Rain the Color of Blue with a Little Red in It. Directed by Christopher Kirkley. As unusual as it may seem, this film is a Nigerian update of the classic Prince film Purple Rain (1984) and it works really nicely. Similar to the source of its cinematic inspiration, we see the tale of a struggling musician yearning for acceptance from his harsh father and trying to win the love of a local woman, in addition to competing for success in face-offs against a rival performer, shown here as a vehicle for the Tuareg singer-songwriter/guitarist Mdou Moctar. (According to the director, this is the first movie ever to be made in the Tuareg language, and the odd English translation of the title is due to the fact that there is no equivalent word for “purple” in that dialect.) I had the good fortune to see the film on May 7 at Lincoln Center’s New York African Film Festival; obviously the timing of this festival screening was a sad coincidence given Prince’s passing just two weeks earlier, but perhaps because of that, the audience was extra warm towards Kirkley’s feature. It was great having both Kirkley and Mdou Moctar in person for both an introduction and a post-film Q&A (as well as sticking around afterward to talk to moviegoers in the lobby), discussing the music world in Agadez (where the story takes place) and how the narrative tries to bridge the gap between that area’s culture and Western audiences. It helps a lot that Moctar is such a naturally charismatic person, charming both on and off the screen as well as being an amazing musician.
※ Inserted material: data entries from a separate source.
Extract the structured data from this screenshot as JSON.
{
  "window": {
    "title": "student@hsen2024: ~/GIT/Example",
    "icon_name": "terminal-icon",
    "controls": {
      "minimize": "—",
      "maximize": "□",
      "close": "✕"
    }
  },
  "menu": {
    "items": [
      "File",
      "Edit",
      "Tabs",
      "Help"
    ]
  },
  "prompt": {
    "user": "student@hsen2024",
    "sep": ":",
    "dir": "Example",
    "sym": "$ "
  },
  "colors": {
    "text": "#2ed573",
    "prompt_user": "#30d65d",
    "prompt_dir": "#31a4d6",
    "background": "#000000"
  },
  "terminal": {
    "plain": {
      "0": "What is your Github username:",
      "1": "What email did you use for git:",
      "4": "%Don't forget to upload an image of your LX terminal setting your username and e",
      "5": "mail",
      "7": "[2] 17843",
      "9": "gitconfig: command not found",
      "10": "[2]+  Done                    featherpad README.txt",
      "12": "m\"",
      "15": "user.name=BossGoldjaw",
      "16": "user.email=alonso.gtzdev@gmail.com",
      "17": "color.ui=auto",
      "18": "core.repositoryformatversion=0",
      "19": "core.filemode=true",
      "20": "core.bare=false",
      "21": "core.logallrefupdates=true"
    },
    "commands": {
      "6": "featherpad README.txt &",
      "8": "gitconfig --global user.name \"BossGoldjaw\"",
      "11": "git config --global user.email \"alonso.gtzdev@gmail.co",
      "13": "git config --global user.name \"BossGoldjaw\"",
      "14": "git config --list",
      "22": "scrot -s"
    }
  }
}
According to him, the film has opened doors for him all over the globe, and going by the music heard in the film (my favorite is “Adounia,” a title that means “Life”), that’s a great thing; Christopher Kirkley mentioned bittersweetly that he had hoped that one day Prince would be able to see the film – a dream that will not come true now – but at least Mdou Moctar will now be known to brand-new markets ready for his sound.